Evolution of home TV and stereo
A stereo console (or "console stereo", as it was sometimes called) is a stereo system containing audio components (such as a stereo record changer and a stereo FM radio) housed into a cabinet, as was popular in the 1960s and into the 1970s. A stereo consolette (as identified by one of its manufacturers from that period, Delmonico/Nivico) is a smaller, more compact stereo console that often stands on flared-out legs.
During the 1970s, some stereo manufacturers began designing more lavish and flashy systems to coincide with the psychedelic and disco eras from that decade. Such as was the case when the Canadian stereo manufacturer Morse-Electrophonic produced some of their units with a built-in light organ display. The multicolored lights in the display would flash to the rhythm of the music being played on the system.
Stereo consoles would ultimately be replaced by high-fidelity component stereo systems with separate speakers (sometimes called "rack systems") in the late 1970s, which offered much higher performance without being attached to furniture or being tied to one brand of equipment. Some of these systems had speakers with removable grilles, exposing the woofer and tweeter. Production of these systems continued throughout the 1980s and well into the 1990s, until smaller, table-top or countertop units (such as the Bose Wave System) began dominating.
A console television is a television set housed into a cabinet in the same manner as a stereo console. Console televisions lasted much longer than stereo consoles, with a production span throughout the 1980s and into the 1990s before being replaced by flat-screen televisions.
Home entertainment centers
Home entertainment centers may be attached to high-fidelity stereo or quadraphonic speakers. By the 2000s, the best sound systems were designed for home theater and movie sound. It typically includes more than just the left and right stereo channels. Television and VHS typically encodes extra channels onto the two main channels, while digital modes encode this information into the digital DVD source data, with center, two rear, and a subwoofer speakers. The difficulty is usually in wiring and placing the rear speakers and the necessity of buying a receiver which can decode the sound.
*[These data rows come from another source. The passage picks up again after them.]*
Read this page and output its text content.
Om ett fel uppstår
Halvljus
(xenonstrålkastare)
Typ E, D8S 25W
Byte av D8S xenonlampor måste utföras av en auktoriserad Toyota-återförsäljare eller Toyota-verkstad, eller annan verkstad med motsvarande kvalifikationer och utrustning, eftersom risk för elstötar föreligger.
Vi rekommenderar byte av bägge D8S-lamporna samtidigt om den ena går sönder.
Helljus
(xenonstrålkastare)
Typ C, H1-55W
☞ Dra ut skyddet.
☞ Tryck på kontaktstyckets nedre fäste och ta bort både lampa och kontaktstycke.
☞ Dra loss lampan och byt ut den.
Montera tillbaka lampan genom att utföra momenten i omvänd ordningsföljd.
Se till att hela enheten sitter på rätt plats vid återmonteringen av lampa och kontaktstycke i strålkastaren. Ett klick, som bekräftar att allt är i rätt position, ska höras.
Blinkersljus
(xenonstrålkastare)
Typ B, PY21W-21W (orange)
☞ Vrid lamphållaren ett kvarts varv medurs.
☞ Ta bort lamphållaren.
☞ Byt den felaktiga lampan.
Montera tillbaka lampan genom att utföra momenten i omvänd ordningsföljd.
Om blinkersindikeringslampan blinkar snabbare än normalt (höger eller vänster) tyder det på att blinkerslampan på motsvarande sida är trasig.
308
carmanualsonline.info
As the size of video monitors has increased, rather than having a 20 inch TV surrounded by massive stereo equipment, it is common to have a very large flat or projection screen with a small and integrated DVD player / receiver and satellite or digital cable receiver underneath, with small remote speakers and a moderate sized subwoofer.
The audio and video components have special connectors which are often hooked to a dedicated box whose connections and functions are known to only one person in the household. The items are then plugged into an electrical outlet strip, which should have a surge protector. Each component typically has its own remote control, though expensive universal remote controls are available that can learn or are programmed with most common equipment.
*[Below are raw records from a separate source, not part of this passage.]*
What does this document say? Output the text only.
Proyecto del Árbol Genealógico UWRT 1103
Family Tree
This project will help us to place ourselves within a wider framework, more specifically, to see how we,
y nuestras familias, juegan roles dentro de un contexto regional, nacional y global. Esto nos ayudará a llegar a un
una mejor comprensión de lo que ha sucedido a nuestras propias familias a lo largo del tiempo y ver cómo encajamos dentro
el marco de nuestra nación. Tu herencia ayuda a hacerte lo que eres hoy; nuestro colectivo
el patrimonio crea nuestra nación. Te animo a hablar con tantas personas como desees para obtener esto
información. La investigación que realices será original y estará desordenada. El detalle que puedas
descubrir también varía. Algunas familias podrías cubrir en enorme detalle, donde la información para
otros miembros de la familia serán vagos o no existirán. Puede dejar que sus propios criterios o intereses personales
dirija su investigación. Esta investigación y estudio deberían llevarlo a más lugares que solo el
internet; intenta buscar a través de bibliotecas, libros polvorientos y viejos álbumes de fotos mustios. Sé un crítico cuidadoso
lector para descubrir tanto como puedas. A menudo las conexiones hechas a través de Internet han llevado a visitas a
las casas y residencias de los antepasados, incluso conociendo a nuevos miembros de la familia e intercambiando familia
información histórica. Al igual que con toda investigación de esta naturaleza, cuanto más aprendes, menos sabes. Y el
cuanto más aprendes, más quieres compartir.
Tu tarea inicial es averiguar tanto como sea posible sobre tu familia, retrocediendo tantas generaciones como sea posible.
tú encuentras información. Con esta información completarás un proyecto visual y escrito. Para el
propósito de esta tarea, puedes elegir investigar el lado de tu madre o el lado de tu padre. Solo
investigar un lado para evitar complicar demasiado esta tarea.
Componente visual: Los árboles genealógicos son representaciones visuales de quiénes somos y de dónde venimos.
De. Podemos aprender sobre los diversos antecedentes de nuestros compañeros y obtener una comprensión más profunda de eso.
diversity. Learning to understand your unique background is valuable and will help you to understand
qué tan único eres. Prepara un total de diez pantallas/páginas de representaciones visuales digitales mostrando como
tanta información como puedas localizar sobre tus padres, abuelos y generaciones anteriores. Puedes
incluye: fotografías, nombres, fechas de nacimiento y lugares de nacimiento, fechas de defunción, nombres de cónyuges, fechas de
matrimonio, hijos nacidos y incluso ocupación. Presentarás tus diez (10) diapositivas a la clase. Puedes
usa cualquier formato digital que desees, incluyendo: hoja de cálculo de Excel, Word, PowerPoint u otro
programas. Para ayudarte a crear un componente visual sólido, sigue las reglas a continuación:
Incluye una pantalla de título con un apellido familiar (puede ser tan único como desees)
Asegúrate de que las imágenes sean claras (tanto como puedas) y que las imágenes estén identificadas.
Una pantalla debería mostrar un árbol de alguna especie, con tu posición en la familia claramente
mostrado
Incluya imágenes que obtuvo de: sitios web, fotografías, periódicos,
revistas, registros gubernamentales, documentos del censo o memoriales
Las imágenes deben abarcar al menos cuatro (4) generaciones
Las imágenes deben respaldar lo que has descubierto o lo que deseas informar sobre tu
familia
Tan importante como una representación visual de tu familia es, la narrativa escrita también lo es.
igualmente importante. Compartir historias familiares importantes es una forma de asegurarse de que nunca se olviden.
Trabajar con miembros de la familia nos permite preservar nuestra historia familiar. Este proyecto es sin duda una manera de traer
The term home entertainment center may also refer to the complete package – the electronic components and the unit in which they are housed. The unit is often either an armoire or a self-contained unit (usually of wood and glass); they often contain dedicated areas (either drawers or other spaces) for storage of records, videotapes, CDs and/or DVDs.
In many homes, an entertainment center is often placed in the living room, family room, recreation room, or bedroom. Perhaps the first example of a built-in entertainment center was created by Frank Lloyd Wright at his 1917 Hollyhock House in Los Angeles, California. Custom cabinetry and speakers may be built into or added to an existing house at some expense over free-standing furniture, and video and / or audio signals wired or wirelessly sent to other rooms in the home by dedicated cables, or over a local area network.
The term home entertainment center was widely used in the 1980s. It is being replaced by home theater system for large rooms. While high fidelity previously required large turntables, tape decks and speakers, the changing technology of music formats have made small bookshelf systems, Bose desktop radios, and iPod based speaker systems which can also produce music of high quality and serve as music entertainment systems, making large component systems again a niche high-end market.